We thought he was a goner: The Final Chapter. Really.
In fact, lots of the sites I had looked at recommended just hanging out outdoors a lot as a method of maximizing your chances of seeing your kitty. However, since this was now early November, in Vancouver, and there seemed to be approximately 2.5 hours of daylight per day, and it was cold enough last week that even taking out the garbage without a coat was distinctly uncomfortable, I'd been hoping something else would work.
Plus, even with the assurance that Shy Kitty was probably nearby, I wasn't sure exactly where to look. We live on a big block that is chock-full of sheds and back porches and shrubbery and undergrowth; presumably, there were hundreds of places where he could be. A neighbor had called a few days earlier and said she'd seen a cat running across the street a few houses down, but a flashlight search over there had proven fruitless. I started printing up fliers to distribute around the block, and planned to spend a couple of days asking permission from neighbors to poke around their yards. At night. With a flashlight.
Then, just after we'd used up our ink cartridge on new fliers, Renaissance Woman said, "You know, I wonder if he's in that little storage room under the porch. It's just the kind of place he likes." It was true. At our old house, he used to sneak into the dirt-floored basement periodically and hide there under the old boxes and wood scrap until we starved him out. I remembered seeing Neighbor Cat perched on some old mattresses under the porch, looking smug, way back at the beginning of our search. I hadn't looked in the shed because there was an old door leaned most of the way across the doorframe, and it looked too hard to move. But of course there was plenty of room at the bottom for a cat to squeeze through.
So at about 10:30 on the night after Halloween, I prepared to Just Sit. As instructed by the website, I wore warm clothes and brought out some cat food, a flashlight, and a good book. (I skipped the recommended pillowcase and gloves.) I sat down under the porch, near the propped-up shed door but not too near. I mushed the wet food around in the bowl and let the spoon clink around a bit, just the way I do when I feed Shy Kitty at night. Then I turned on the flashlight and started settling in for a long vigil.
But I hadn't even had a chance to open my book when I heard a pathetic "MEOW" and Shy Kitty peeked his little cat face out of the shed.
I didn't move; I was scared to scare him away. He slunk closer and started chowing down on the wet food.

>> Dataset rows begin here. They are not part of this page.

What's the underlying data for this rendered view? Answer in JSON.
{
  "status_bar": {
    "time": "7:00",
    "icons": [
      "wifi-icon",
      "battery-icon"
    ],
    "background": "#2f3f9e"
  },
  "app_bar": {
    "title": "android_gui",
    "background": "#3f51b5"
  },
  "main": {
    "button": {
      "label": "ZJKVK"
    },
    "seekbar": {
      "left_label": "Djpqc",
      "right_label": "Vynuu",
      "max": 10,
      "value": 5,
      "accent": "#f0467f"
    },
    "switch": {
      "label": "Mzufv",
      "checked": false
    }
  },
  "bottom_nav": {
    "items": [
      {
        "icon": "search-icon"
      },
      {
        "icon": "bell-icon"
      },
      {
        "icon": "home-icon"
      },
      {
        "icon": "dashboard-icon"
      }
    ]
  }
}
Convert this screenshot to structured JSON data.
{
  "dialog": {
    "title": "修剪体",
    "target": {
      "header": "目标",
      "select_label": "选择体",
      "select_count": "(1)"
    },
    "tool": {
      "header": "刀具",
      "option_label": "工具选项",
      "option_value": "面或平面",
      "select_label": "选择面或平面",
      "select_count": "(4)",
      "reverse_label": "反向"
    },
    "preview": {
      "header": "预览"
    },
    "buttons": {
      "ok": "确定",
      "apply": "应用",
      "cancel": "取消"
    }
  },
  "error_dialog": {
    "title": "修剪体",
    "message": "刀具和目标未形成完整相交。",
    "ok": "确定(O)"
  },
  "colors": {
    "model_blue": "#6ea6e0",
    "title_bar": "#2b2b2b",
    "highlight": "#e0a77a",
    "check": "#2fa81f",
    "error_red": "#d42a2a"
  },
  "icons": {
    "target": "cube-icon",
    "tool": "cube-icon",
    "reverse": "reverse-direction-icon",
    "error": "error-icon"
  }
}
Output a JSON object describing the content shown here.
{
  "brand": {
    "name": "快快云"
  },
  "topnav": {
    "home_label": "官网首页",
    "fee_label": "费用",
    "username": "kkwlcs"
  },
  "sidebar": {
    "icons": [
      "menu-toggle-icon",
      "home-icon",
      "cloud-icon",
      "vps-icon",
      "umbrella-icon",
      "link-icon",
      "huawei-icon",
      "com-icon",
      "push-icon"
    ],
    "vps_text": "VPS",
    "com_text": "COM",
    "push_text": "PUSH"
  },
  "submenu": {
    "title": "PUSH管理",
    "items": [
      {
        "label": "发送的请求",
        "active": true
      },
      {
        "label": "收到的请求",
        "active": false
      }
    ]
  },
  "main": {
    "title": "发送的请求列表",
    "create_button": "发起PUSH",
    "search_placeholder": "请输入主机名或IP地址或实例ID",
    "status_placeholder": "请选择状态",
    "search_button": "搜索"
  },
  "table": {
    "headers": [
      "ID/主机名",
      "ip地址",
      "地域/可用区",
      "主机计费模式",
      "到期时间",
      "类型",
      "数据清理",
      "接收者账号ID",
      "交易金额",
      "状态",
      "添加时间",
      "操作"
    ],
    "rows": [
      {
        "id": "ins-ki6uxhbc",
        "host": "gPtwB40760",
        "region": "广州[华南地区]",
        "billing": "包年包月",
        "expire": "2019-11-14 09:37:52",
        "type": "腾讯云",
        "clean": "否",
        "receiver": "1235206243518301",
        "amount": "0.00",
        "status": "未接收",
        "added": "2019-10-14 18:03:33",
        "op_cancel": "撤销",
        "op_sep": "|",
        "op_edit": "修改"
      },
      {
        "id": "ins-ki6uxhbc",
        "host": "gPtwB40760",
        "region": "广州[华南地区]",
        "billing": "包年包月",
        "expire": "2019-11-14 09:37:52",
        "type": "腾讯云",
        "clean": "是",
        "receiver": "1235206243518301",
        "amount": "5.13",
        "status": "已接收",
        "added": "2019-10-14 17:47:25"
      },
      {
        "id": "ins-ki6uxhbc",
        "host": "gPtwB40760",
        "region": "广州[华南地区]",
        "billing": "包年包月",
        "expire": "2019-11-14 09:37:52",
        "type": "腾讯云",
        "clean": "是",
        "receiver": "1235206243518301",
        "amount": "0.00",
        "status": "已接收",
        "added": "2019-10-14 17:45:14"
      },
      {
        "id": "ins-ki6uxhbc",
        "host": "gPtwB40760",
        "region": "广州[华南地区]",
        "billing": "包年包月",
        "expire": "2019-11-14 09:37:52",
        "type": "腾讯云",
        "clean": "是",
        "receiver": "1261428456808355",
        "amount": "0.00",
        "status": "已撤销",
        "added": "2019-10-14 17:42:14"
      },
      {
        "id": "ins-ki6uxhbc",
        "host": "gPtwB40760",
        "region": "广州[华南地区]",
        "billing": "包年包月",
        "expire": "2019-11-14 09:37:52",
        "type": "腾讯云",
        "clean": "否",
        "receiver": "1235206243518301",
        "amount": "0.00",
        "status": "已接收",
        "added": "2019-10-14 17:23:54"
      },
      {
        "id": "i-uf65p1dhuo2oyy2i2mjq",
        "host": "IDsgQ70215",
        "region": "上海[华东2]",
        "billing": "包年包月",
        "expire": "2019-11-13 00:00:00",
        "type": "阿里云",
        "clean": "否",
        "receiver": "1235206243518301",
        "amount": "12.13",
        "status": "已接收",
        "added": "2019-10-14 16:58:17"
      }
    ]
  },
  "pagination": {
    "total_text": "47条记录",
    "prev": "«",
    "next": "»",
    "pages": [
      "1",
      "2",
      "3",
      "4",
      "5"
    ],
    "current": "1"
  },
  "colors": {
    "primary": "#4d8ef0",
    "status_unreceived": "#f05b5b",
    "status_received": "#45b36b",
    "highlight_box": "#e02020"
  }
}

As I've said, I'm not the most doting or responsible pet mom. But while he was eating, I channeled my inner cat lady and did my best. I told him quietly how good he was, how smart he was to stay hidden and safe, how much we'd all missed him, how happy I was to see him again. I felt kind of dopey doing it, but it helped keep me calm at the very least, and he kept eating.
I came a little closer and petted him, and he let me and kept eating.
Finally, when the food was almost gone, I grabbed him around the middle and picked him up. He yowled and pinwheeled his legs in the air, but I held him out and ran around the side of the house to our door, where I rang the doorbell with my elbow. RW let us in, and our cat-grieving days were over.
We let the Mermaid Girl out of bed to see him, even though it was almost 11 and she really should have been asleep.
Shy Kitty complained a lot that night--"He's telling us it's all our fault, and asking how we could have let him stay out all that time," RW interpreted--but aside from that, he seemed not much the worse for his ordeal. He was extra affectionate for the next few days, and so were we.
Now we're all pretty much back to normal. Except sometimes I think of how I despaired of ever seeing him again, and I give him a little extra nuzzle under the chin.
7 Comments:
I am so glad you found him. This is a pretty raccoon-and-coyote-and eagle heavy area of the world. An un-wary cat can be a goner pretty fast.
phew!
See, and you probably thought only weirdos talked to cats before this happened :) Most days, I talk to my cat (although, I admit, I may be strange!)
yay!
I also have the best luck with the Just Sitting method! Once things are quiet they creep out...
p.s. I meant to tell you.. definitely read "Tooth and Claw"!
Some years ago while away at a conference my cat 'Methane' bolted out the door past my wife and went 'walkabout' for a few days - this is the cat that once, during a fire alarm evacuation of my apartment, leaped from my arms and ran back to the front door of the building - paws up on the glass like he was ready to start banging on it until somebody with thumbs let him the hell back in. He hated the outdoors.
There were two ways to get Methane to come; one was the canopener method and the other, for some odd reason, was scratching my nails across the thigh of my blue jeans - something he did regularly (including chewing on my beard) and I guess was a 'comfort sound' for him. So, on arrival home in the dark and learning he'd been gone a few days, I went out, scritched the jeans and heard his meow a few seconds later. He stayed in the house until his untimely death from stoke a few years later.
He was a great cat. I still miss him.